Recently, I have been having a horrible time with the effects of endo. I was on Zoladex up until today when I decided not to continue. Every morning I wake up with pain, and it persists all day. Evenings are the toughest because I have to be “on” so to speak to make dinner or drive kids to activities. I shy away from making commitments on week nights because I am usually ready to collapse come 7 p.m. I wasn’t able to keep a promise I had made to a new friend to check out the products from her new business. I really want to support her, but right now I can only maintain a minimum of existence which is frustrating. Last night the pain was so bad I vomited. There was no way I was going to be able to show up. I come off as a flake, but this is the way it is right now.
So I ask my fellow endo warriors, what do I do? Do I stop making plans, further isolating myself? Do I make plans with the caveat that I might not follow through? I’ve committed to substitute teaching for a week at the end of this month. Do I keep that, or inform the school I may cancel at the last minute, thereby potentially risking them not calling me again to work?
As people with a chronic illness, how do you handle these situations? Historically, I’ve been a very social person–I’m very loyal and always keep my word with the exception of force majeure. Now it seems my life is one big force majeure. I want to stay in the loop with others; I do not want to isolate myself. However, isolation is looking more and more tempting because I don’t have to worry about hurting anyone’s feelings or letting anyone down.

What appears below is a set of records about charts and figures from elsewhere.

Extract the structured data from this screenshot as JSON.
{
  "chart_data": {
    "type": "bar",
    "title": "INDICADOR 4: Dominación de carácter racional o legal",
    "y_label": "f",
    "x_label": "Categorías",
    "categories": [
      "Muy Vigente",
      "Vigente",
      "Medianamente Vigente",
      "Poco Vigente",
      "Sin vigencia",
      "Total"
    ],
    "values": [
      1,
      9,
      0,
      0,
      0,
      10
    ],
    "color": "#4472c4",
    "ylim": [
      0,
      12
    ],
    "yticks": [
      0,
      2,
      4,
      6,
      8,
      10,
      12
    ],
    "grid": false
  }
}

How do you navigate your social lives while living with a chronic disease?
I have dealt with chronic pain and illness for a long time. If your friends know you, and knows up front you have bad days and worse days, if they are indeed your friend, that will not look at you as a flake. All you can do is the best you can. Explain to the school how much you want to teach and your fear if you were to be sick. Speak from the heart. Don’t stress about it because will make you sick.I’m sorry you have this trouble. Keep as many positives going as possible. Always say “I can”, not “I can’t” because both will come true.
Thank you for your encouragement and advice, SonniQ. I told the school admin what I was dealing with and everyone was so accommodating and flexible, and were happy to have me teach when I could. My new friend did not think I was as flaky as I was projecting! And you are right-it is important for us to stay as positive as possible and look for the “I cans”. Soldier on, SonniQ
There are those who think they can – and those who think they can’t – and they are both right. When we start thinking ‘I can’t’ on bad days then we will lose.